Волоколамское шоссе - Бек Александр Альфредович 2 стр.


Не ожидайте от меня живописания природы. Я не знаю, красив или нет был расстилавшийся перед нами вид.

По темному зеркалу, как говорится в топографии, неширокой медлительной Рузы распластались большие, будто вырезанные листья, на которых летом цвели, наверное, белые лилии. Может быть, это красиво, но я для себя засек: дрянная речонка, она мелка и удобна противнику для переправы.

Однако береговые скаты с нашей стороны были сделаны недоступными для танков: поблескивая свежесрезанной глиной, хранящей следы лопат, к воде ниспадал отвесный уступ, называемый на военном языке эскарпом.

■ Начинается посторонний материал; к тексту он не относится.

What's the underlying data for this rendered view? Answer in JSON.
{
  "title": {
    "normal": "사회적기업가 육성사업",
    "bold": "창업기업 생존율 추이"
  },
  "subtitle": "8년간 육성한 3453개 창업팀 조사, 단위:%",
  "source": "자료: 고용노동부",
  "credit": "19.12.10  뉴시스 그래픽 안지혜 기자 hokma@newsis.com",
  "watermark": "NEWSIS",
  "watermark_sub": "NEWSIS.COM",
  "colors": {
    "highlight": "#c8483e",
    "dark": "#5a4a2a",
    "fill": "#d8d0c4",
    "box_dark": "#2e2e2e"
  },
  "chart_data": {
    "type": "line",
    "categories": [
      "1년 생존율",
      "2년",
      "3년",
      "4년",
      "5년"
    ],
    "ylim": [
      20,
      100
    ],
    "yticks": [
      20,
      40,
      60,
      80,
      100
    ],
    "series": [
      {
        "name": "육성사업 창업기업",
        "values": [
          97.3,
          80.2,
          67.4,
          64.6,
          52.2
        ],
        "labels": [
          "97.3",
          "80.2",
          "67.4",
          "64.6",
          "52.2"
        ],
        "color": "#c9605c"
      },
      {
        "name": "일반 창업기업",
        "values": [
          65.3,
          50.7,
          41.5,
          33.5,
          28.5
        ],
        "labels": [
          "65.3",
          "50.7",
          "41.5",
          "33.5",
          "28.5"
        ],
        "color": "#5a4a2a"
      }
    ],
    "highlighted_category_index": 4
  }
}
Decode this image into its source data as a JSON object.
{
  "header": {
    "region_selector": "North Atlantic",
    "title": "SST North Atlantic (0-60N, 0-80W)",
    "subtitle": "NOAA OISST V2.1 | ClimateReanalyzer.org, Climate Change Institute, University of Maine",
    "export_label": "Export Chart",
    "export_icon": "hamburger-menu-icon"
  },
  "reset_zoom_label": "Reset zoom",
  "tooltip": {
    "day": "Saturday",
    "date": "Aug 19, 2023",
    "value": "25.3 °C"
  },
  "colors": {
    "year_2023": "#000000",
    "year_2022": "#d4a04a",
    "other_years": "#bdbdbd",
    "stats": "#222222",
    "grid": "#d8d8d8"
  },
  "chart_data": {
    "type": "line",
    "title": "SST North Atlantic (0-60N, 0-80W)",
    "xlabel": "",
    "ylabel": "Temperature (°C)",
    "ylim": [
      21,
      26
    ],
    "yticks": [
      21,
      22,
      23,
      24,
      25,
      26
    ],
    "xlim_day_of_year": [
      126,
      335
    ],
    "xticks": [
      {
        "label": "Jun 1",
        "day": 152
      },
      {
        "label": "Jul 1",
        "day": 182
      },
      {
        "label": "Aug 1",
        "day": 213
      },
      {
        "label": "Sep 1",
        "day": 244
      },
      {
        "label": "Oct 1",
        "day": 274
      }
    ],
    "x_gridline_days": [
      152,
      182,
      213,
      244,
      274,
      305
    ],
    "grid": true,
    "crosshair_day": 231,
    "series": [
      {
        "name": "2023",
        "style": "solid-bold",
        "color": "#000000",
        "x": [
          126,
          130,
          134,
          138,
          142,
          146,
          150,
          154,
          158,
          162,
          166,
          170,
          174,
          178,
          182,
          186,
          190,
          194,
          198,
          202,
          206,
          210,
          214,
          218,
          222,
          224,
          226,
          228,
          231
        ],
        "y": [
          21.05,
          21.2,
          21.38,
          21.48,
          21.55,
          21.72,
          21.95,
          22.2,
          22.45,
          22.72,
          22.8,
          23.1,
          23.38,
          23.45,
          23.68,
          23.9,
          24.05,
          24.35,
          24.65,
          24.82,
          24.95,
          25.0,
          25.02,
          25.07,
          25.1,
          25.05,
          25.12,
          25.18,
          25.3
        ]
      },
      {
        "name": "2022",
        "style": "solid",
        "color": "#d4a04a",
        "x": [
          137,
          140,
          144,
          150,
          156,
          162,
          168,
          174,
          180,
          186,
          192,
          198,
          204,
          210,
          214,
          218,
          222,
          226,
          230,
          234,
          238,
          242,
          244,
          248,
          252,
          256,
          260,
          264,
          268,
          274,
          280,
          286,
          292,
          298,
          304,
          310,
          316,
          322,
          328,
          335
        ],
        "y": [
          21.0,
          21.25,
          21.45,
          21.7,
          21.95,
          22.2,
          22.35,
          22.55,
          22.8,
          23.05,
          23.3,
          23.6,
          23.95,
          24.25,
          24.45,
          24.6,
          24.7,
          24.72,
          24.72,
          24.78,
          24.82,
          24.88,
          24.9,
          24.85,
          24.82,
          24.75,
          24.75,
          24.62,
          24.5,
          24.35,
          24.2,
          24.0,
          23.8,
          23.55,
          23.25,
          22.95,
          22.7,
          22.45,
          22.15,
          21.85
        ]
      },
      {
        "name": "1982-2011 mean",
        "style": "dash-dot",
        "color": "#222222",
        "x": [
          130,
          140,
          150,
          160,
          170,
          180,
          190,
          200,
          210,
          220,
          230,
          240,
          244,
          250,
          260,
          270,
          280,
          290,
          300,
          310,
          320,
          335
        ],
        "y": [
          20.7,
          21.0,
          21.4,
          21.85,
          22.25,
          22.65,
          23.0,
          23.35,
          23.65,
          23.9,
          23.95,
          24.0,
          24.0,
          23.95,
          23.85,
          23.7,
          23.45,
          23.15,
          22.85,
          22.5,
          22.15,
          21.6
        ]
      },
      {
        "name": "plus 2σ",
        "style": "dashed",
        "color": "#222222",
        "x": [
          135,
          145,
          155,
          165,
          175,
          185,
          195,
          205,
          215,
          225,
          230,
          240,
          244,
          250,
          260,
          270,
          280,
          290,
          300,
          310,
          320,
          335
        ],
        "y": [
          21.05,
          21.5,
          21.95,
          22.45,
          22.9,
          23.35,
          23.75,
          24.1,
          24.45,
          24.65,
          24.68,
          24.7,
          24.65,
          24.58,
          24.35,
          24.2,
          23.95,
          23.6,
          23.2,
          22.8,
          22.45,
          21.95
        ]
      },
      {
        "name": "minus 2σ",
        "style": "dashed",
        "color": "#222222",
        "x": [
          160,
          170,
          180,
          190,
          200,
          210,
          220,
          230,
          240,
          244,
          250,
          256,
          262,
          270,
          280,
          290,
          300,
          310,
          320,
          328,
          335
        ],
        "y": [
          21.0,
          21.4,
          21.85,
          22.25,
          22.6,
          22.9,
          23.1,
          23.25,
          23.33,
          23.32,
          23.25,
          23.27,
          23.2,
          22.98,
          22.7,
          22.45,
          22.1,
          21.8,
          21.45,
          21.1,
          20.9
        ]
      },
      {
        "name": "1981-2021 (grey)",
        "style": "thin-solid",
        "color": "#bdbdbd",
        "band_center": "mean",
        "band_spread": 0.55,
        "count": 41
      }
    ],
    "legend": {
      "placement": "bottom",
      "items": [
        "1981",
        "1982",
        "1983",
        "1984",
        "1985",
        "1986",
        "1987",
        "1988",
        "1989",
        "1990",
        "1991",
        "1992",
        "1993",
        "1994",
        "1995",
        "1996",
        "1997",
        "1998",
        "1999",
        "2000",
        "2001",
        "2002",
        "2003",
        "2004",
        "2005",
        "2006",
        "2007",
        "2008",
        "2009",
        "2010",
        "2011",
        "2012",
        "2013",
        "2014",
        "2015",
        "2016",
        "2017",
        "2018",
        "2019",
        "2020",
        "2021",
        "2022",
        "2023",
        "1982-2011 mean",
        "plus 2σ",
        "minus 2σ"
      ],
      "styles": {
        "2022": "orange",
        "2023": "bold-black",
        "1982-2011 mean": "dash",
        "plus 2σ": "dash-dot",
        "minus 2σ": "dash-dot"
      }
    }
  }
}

За рекой виднелась даль — открытые поля и отдельные массивы, или, как говорят, клины, леса. В одном месте, несколько наискосок от села Новлянского, лес на противоположном берегу почти вплотную примыкал к воде. В нем, быть может, было все, чего пожелал бы художник, пишущий русский осенний лес, но мне этот выступ казался отвратительным: тут вероятнее всего мог, укрываясь от нашего огня, сосредоточиться для атаки противник.

К черту эти сосны и ели! Вырубить их! Отодвинуть лес от реки!

Хотя никто из нас, как сказано, не ожидал здесь вскорости боев, но нам была поставлена задача: оборудовать оборонительный рубеж, и следовало выполнить ее с полной добросовестностью, как положено офицерам и солдатам Красной Армии.

Первые вестники отступления появились на следующий день: брели жители, где-то оставившие все; среди них встречались бойцы, выбиравшиеся мелкими группами из окружения.

Впервые я встретил их — скитальцев в солдатских шинелях — у батальонной кухни.

Они грелись у костра. Их с любопытством рассматривал командир хозяйственного взвода пожилой лейтенант Пономарев, до войны директор не особенно крупного строительства. Сюда же собрались повара и бойцы, наряженные в тот день на кухню.

Пономарев скомандовал «смирно!» и подбежал с рапортом.

Я искоса смотрел на сидевших у костра: там кое-кто поднялся, кое-кто лишь пошевелился.

— Что за люди? — спросил я.

От огня шагнул рябоватый маленький красноармеец.

— Из окружения, товарищ старший лейтенант!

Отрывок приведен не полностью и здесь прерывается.